Lets start from the beginning.
http://assets.hardwarezone.com/img/2013/10/radeon-r9-290-core-1.jpg Radeon R9 290X block diagram.
http://media.redgamingtech.com/rgt-website/2015/08/AMD-Radeon-R9-Nano-Fiji-GPU-Block-Hot-Chips.jpg
The differences in the upper part of the block are apparent. Now, read this post about it:
http://forums.anandtech.com/showpost.php?p=37669975&postcount=14
Here is the thread about it:
http://forums.anandtech.com/showthread.php?t=2444961
Here is the cause for the thread:
http://ir.amd.com/phoenix.zhtml?c=74093&p=RssLanding&cat=news&id=2083146
AMD opened new world of possibilities of the use of GPU.

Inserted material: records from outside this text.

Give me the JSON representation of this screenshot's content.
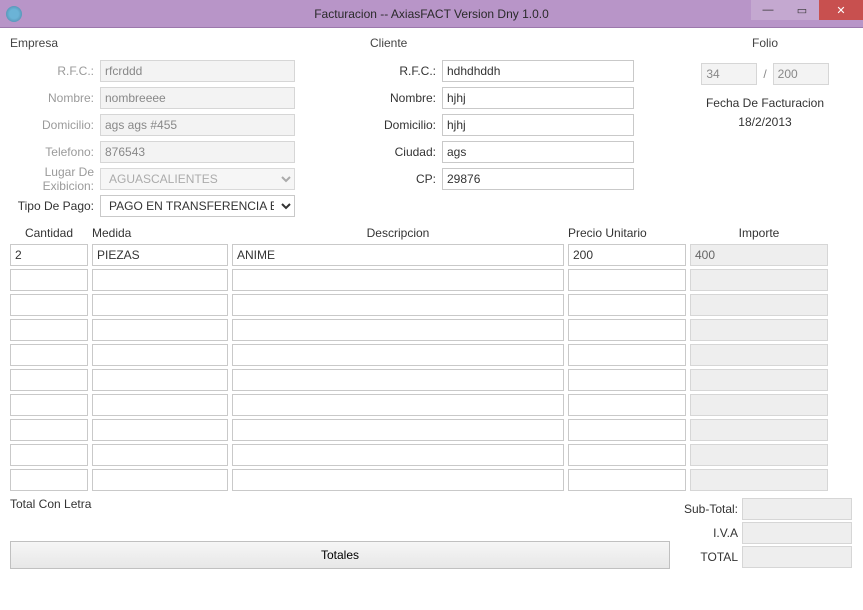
{
  "window": {
    "title": "Facturacion -- AxiasFACT Version Dny 1.0.0"
  },
  "sections": {
    "empresa": "Empresa",
    "cliente": "Cliente",
    "folio": "Folio",
    "fecha_label": "Fecha De Facturacion",
    "fecha_value": "18/2/2013",
    "total_con_letra": "Total Con Letra"
  },
  "empresa": {
    "labels": {
      "rfc": "R.F.C.:",
      "nombre": "Nombre:",
      "domicilio": "Domicilio:",
      "telefono": "Telefono:",
      "lugar": "Lugar De Exibicion:",
      "tipo_pago": "Tipo De Pago:"
    },
    "rfc": "rfcrddd",
    "nombre": "nombreeee",
    "domicilio": "ags ags #455",
    "telefono": "876543",
    "lugar": "AGUASCALIENTES",
    "tipo_pago": "PAGO EN TRANSFERENCIA BANC"
  },
  "cliente": {
    "labels": {
      "rfc": "R.F.C.:",
      "nombre": "Nombre:",
      "domicilio": "Domicilio:",
      "ciudad": "Ciudad:",
      "cp": "CP:"
    },
    "rfc": "hdhdhddh",
    "nombre": "hjhj",
    "domicilio": "hjhj",
    "ciudad": "ags",
    "cp": "29876"
  },
  "folio": {
    "left": "34",
    "sep": "/",
    "right": "200"
  },
  "grid": {
    "headers": {
      "cantidad": "Cantidad",
      "medida": "Medida",
      "descripcion": "Descripcion",
      "precio": "Precio Unitario",
      "importe": "Importe"
    },
    "rows": [
      {
        "cantidad": "2",
        "medida": "PIEZAS",
        "descripcion": "ANIME",
        "precio": "200",
        "importe": "400"
      },
      {
        "cantidad": "",
        "medida": "",
        "descripcion": "",
        "precio": "",
        "importe": ""
      },
      {
        "cantidad": "",
        "medida": "",
        "descripcion": "",
        "precio": "",
        "importe": ""
      },
      {
        "cantidad": "",
        "medida": "",
        "descripcion": "",
        "precio": "",
        "importe": ""
      },
      {
        "cantidad": "",
        "medida": "",
        "descripcion": "",
        "precio": "",
        "importe": ""
      },
      {
        "cantidad": "",
        "medida": "",
        "descripcion": "",
        "precio": "",
        "importe": ""
      },
      {
        "cantidad": "",
        "medida": "",
        "descripcion": "",
        "precio": "",
        "importe": ""
      },
      {
        "cantidad": "",
        "medida": "",
        "descripcion": "",
        "precio": "",
        "importe": ""
      },
      {
        "cantidad": "",
        "medida": "",
        "descripcion": "",
        "precio": "",
        "importe": ""
      },
      {
        "cantidad": "",
        "medida": "",
        "descripcion": "",
        "precio": "",
        "importe": ""
      }
    ]
  },
  "totals": {
    "labels": {
      "subtotal": "Sub-Total:",
      "iva": "I.V.A",
      "total": "TOTAL"
    },
    "subtotal": "",
    "iva": "",
    "total": "",
    "button": "Totales"
  }
}
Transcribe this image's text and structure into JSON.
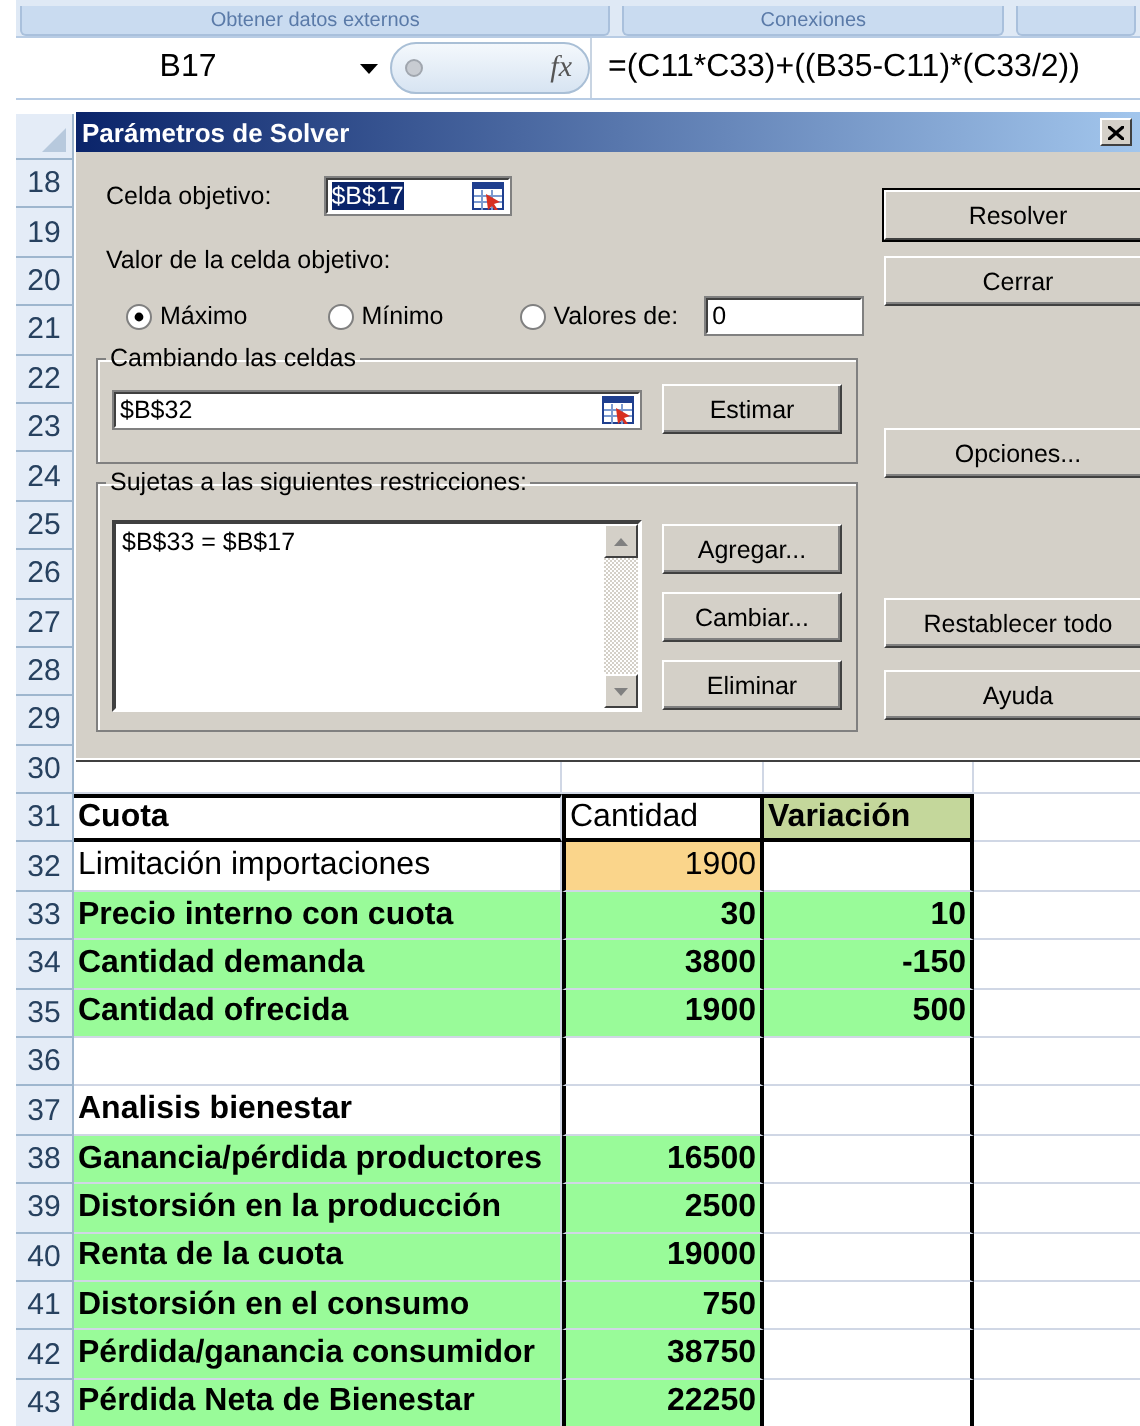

A bit of personal post. Everybody that know me, and read my posts on polish Apple forum: myapple.pl can say that last year, I was gigantic fan of Maxwell architecture. I was staggered about the benchmarks, and what people said about Maxwell architecture. I was hoping that we can see in the "Thrash can" GM204 GPUs. I was going that we can see "thrash can-like" Mac Mini, with quad core E3 Xeon CPU and GM107 or something like this. But then, Apple decided to completely ditch the Nvidia from the lineup, with iMac 5K. I wondered why, and started digging. Ive seen that real world OpenCL performance of Nvidia GPUs is rubbish, and R9 280X is 3 times faster in Final Cut Pro X than GTX 970 while using OpenCL. Then I started analyzing the architectures of AMD and Nvidia hardware, and differences became apparent.
Everything what benefits Nvidia is due to software. Drivers, CUDA, even virtualization is made by software. AMD is other way around - what benefits them is the hardware. Asynchronous compute is the pinnacle here. The problem for AMD was that before low-level API world the software was not able to extract all of their capabilities from hardware. GPUs would stall in some part, not being fully utilized. Times has changed in this case.
Apple is pushing for HSA foundation instead of CUDA. Apple is pushing OpenCL, as the go-to solution. The benefits for it are clear, as you can see in the WWCF article. And you also may know why Mac Pro has 450W PSU, and Dual, undervolted, and declocked GPUs that are wide enough. You now know why it is AMD instead of Nvidia: Asynchronous Compute/HWS. It is time to end the arguments here.
And focus on technical stuff
.